The whitepaper states that global aviation growth over the next 20 years will be increasingly driven by emerging markets, particularly in the Asia-Pacific region. It projects that eight of the world's 10 fastest-growing air travel markets between 2024 and 2044 will be from this region, signalling a gradual shift in demand away from mature markets in North America and Europe.

Q2. How is Asia-Pacific performing compared to the global aviation market today?

Asia-Pacific is already growing faster than the global average in international passenger traffic. In 2025, international traffic in the region grew by about 8.0 per cent in revenue passenger kilometres, compared with global growth of 6.8 per cent. This reflects strong recovery momentum and sustained demand across regional and long-haul routes.

Q3. Why is India considered a key driver of aviation growth in the region?

India is identified as one of the fastest-growing aviation markets globally due to steady economic growth, rising incomes and a rapidly expanding middle class. Strong domestic travel demand continues to support airline expansion, while international connectivity is also improving through new routes and increased capacity.

Q4. Which other countries are contributing to Asia-Pacific's aviation expansion?
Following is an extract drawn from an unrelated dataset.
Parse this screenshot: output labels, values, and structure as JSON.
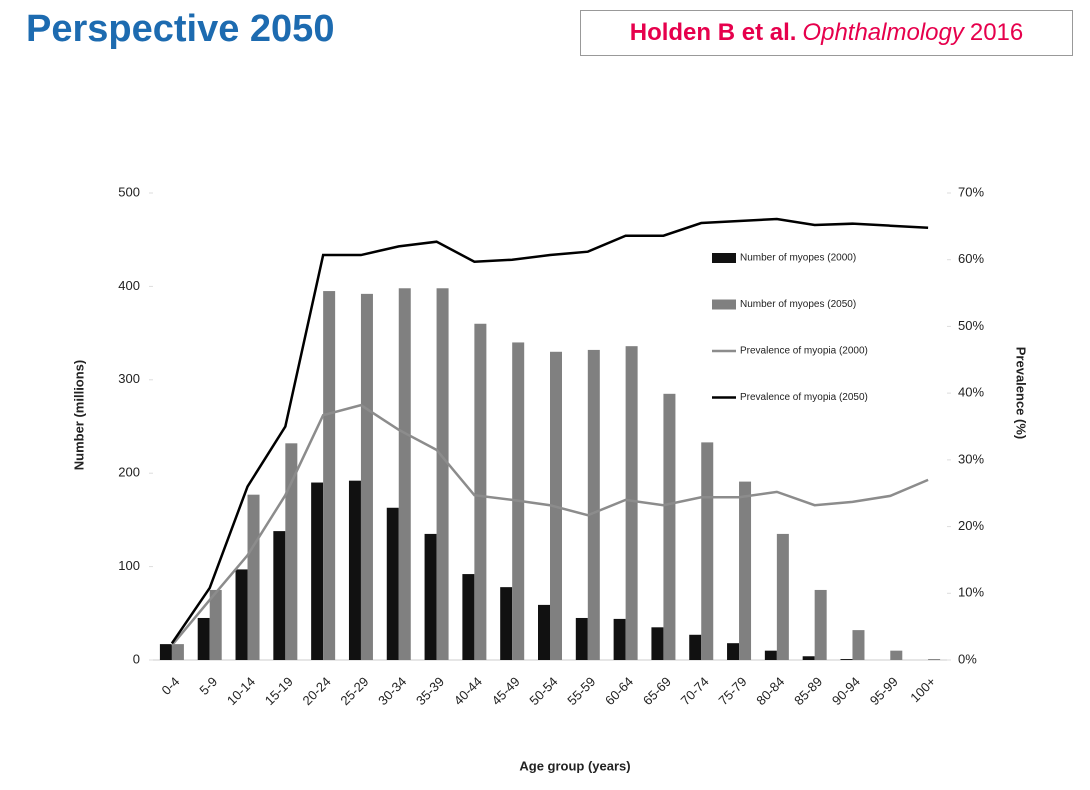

Alongside India, China remains a major contributor to regional aviation volumes. Southeast Asian countries such as Indonesia, Vietnam and the Philippines are also emerging as important growth centres, supported by tourism growth, urbanisation and improving air connectivity within the region.

Q5. How are airlines expanding connectivity beyond major hubs?

The report highlights that advances in aircraft technology, especially longer-range narrow-body aircraft, are allowing airlines to operate direct flights between smaller and secondary cities. This has made many new routes commercially viable, helping expand aviation access beyond traditional large hubs.

Q6. What role do air cargo and industry consolidation play in this growth story?

Asia-Pacific currently accounts for around 40 per cent of global air cargo demand, driven by manufacturing strength, e-commerce and intra-regional trade. At the same time, airlines are facing rising costs and competitive pressures, leading to increased consolidation and adjustments in business models, supported by ongoing infrastructure development across the region.